Reconstruction was a lot for any automaton to handle, most got scrapped if they were cheap and didn’t have a consciousness. There were a fair amount of survivors in the bunch though, important enough to the efforts of the world to undergo a second (or sometimes third or even fifth) chance at existence, cost be damned. Millenia had never really known about reconstruction therapy, purely from lack of necessity. She had been lucky, as had the beings she knew. In her social circle, she surmised, she was the first. Therefore it came as a deep surprise to learn that there was counseling. Group therapy. Acclimation and re-assimilation meetups. Places where robots talked about their feelings.
Who had even considered such a thing?
It was a nightmare, those sessions, and they never got better. It was everything horrible that could happen to a self-aware automaton concentrated into four-hour meetings, like walking into a ghastly slasher film and realizing you’re one of the victims and still in the middle of it. There was no respite in those sessions. The only things she felt for others was pity, not hope, not unified strength. She looked at Joylin with her misfiring spine, watched as Tungstein struggled to show expression on his blank, forgotten face. It was a carnival of horror, a robot show of suffering and Millenia knew that deep under the pity, she also felt disgust. Already shameful that she was inoperable, these broken, pathetic mechanicals could not help her redeem her power. She felt nothing for them. They knew she didn’t belong. Even among the broken ones, she was ‘other.’
The hardest thing, that she could not reconcile in herself, was that she no longer saw the point of existing at all. Her systems had all checked out, thorough in the neuro and personality areas and all were operating quite well. But the haunting question of “why?” invaded her thoughts with every session and rehabilitation surgery.
“Now wiggle your feet for me? Side to side.” The panel of engineers were rapt, clipboards at the ready.
She did.
But why?
Mindless robots are scrapped all the time. Delicate cyborgs are destroyed purely by accident. Somehow, these clinics deemed that she was too special and valuable to have left behind, but in the wake of all her physical reconstruction, she still had one thing missing: her purpose.
Automatons, with their advanced minds, were supposed to care.
Millenia had utterly stopped.
The steps she took were shaky and confused. Her knees didn’t work right, didn’t bend, sparks flew on occasion. Her hip was leaking. She trudged on and did the task immediately in front of her, supervised all the while. She went to the therapy sessions and watched Tungstein’s mouth gape into a grotesque attempt at a smile, averted her eyes as Joylin snapped backwards and shrieked. Her refrigeration and internal systems were testing normal. It’s down to the re-learning.
Automatons can learn things very easily. They adapt. What they have trouble with is reverting to old data, processes that had been partially written over in the short span of, for instance, not having legs.
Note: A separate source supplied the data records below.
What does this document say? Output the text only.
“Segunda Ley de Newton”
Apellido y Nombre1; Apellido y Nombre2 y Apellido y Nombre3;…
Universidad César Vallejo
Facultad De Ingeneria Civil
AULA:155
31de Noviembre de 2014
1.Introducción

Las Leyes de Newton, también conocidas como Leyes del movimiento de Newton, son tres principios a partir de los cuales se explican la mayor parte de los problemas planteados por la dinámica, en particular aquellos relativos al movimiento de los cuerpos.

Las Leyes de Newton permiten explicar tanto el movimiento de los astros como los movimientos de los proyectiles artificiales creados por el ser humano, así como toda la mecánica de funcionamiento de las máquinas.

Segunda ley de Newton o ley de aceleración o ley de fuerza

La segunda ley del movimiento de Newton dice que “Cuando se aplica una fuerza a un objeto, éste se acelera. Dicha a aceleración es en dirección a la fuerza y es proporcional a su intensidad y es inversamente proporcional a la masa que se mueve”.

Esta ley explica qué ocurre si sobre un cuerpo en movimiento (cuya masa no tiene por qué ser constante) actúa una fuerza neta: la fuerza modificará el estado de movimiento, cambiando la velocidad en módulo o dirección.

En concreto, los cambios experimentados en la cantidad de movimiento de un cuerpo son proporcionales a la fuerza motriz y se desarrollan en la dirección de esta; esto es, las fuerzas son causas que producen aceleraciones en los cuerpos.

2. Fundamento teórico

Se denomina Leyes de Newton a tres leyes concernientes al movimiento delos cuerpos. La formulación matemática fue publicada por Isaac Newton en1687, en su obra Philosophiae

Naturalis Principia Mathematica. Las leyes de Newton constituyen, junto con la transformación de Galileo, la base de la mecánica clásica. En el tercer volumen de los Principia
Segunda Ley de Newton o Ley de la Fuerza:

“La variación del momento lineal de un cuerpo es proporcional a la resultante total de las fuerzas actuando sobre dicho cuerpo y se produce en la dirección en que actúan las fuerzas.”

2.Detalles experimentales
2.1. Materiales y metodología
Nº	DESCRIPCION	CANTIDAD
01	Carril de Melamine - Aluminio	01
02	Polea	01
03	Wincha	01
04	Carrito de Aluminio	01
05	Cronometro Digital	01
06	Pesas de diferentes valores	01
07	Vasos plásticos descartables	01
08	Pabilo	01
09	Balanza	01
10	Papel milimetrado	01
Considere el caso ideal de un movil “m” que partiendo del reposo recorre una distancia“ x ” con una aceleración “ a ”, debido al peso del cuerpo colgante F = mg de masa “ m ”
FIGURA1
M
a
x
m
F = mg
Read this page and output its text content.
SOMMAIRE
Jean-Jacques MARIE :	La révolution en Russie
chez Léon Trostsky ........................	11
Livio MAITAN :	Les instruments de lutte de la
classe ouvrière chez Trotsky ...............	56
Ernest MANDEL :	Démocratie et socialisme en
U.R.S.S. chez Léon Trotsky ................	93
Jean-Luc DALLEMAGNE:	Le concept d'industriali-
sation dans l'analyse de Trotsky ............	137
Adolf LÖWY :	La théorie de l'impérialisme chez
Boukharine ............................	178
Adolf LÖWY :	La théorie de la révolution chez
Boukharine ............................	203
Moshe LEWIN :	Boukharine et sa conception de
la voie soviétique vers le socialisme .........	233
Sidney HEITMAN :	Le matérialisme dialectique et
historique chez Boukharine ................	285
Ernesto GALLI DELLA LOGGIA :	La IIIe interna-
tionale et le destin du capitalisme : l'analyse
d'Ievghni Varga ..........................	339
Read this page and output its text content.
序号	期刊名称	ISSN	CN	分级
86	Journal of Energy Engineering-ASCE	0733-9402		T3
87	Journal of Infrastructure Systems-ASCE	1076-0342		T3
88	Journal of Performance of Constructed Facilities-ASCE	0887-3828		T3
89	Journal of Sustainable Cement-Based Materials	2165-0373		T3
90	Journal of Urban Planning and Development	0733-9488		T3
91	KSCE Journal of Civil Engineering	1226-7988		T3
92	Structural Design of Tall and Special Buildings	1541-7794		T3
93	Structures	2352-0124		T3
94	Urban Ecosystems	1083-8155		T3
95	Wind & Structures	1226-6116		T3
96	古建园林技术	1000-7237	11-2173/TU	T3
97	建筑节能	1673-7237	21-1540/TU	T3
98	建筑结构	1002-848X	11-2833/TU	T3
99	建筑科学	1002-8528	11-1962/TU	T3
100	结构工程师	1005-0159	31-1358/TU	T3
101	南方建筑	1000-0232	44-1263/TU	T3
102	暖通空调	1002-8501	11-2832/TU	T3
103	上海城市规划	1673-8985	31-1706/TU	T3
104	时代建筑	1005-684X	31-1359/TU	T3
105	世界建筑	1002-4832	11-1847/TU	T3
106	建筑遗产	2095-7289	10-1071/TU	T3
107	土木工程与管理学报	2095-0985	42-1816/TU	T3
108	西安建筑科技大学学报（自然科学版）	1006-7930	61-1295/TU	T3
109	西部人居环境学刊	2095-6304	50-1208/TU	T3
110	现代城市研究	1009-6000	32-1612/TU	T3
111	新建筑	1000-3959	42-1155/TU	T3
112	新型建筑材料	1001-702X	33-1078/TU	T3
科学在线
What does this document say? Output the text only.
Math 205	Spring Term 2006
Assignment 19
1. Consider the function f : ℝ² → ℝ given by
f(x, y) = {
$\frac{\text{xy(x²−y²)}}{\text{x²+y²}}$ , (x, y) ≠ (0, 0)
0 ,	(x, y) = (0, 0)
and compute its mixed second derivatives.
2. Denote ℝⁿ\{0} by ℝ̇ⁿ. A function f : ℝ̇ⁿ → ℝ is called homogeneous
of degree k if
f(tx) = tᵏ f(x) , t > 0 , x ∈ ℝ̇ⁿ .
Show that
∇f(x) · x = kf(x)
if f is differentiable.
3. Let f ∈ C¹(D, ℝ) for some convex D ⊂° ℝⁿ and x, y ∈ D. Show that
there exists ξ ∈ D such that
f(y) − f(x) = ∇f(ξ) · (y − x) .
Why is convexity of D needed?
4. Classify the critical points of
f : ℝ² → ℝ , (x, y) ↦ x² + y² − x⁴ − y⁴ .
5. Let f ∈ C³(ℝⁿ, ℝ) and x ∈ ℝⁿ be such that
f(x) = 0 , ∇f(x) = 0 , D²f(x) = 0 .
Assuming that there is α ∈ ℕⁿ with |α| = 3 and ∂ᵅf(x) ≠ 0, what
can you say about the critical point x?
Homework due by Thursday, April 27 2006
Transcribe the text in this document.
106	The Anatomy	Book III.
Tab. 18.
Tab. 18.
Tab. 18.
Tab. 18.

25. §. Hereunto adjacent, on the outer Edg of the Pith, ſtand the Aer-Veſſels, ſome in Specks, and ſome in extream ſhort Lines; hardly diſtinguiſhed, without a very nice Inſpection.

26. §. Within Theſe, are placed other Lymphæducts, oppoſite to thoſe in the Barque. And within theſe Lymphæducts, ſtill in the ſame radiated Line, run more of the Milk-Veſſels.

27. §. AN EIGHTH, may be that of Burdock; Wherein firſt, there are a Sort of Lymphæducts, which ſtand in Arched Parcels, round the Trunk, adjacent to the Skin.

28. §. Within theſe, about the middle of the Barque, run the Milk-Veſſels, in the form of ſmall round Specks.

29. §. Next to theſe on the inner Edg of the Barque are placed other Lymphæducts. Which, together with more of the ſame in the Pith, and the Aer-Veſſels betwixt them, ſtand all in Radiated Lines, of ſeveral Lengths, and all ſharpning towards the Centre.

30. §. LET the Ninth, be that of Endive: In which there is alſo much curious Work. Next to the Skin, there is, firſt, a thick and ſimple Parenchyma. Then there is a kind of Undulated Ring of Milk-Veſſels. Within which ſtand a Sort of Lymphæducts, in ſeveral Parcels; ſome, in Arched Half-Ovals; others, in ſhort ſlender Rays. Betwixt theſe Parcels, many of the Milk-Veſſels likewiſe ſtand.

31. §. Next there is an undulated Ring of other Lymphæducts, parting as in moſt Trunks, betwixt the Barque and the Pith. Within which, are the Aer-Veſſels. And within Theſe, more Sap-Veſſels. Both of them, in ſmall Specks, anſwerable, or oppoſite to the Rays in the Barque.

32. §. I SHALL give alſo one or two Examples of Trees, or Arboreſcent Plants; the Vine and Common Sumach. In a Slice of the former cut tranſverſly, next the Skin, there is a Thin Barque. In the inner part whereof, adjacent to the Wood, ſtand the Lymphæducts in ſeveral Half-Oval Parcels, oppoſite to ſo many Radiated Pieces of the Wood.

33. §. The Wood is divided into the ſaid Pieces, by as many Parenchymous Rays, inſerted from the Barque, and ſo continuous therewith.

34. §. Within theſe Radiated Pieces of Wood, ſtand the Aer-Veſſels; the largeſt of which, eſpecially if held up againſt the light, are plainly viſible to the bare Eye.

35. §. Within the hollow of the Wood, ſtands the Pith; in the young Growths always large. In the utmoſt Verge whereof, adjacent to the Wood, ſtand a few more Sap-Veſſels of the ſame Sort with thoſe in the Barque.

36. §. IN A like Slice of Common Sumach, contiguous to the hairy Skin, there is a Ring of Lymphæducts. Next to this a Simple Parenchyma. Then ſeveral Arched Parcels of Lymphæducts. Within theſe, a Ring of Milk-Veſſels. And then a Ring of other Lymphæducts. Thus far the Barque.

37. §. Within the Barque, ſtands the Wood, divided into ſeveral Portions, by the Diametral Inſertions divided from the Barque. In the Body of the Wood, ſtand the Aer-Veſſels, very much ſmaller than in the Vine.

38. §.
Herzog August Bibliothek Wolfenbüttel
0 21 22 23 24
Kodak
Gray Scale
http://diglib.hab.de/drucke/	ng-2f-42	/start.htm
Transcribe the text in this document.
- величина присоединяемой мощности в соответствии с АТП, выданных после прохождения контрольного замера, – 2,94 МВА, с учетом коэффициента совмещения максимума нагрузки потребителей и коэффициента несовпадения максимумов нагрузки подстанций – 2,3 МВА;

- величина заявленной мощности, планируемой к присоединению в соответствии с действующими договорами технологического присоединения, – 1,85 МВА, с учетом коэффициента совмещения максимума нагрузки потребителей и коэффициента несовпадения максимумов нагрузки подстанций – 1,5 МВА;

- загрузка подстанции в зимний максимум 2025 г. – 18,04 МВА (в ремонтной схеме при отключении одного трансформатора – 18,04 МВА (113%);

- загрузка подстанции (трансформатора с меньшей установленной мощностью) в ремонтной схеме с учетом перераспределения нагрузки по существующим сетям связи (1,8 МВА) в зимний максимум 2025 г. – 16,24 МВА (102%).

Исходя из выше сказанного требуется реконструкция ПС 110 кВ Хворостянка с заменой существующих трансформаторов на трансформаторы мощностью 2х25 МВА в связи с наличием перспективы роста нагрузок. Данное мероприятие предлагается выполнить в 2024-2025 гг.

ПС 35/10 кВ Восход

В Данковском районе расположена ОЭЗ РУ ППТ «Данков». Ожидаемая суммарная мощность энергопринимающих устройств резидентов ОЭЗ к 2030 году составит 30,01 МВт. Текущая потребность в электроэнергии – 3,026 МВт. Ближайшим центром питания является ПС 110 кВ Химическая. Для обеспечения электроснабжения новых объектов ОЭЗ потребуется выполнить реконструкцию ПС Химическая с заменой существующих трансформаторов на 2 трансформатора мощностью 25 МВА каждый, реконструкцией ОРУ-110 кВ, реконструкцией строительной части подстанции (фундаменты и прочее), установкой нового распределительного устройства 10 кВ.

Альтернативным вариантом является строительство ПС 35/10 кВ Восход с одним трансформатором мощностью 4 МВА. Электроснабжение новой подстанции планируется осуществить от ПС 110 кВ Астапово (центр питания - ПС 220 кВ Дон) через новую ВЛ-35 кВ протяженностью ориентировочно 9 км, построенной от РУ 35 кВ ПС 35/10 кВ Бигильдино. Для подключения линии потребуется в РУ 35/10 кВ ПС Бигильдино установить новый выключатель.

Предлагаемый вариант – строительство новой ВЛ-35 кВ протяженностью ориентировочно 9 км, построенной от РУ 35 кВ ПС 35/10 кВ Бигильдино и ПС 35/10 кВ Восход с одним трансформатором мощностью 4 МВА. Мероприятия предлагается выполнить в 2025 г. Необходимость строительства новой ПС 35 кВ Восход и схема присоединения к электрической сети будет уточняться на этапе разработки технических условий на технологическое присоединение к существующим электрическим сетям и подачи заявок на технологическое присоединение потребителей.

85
It wasn’t like “remembering how to ride a bike.” It didn’t all come back. It felt foreign and archaic. Trying to pick up the pieces and become what she had been a year ago, regressive, impossible. Regaining an existence that was ordinary to begin with, and had grown stale in her mind.
Millenia took the steps, stumbled, took them again, waiting to get a high score on her daily report card, just wasting time until they asked if she was ready to get on with her life and she could answer honestly, “I don’t know.”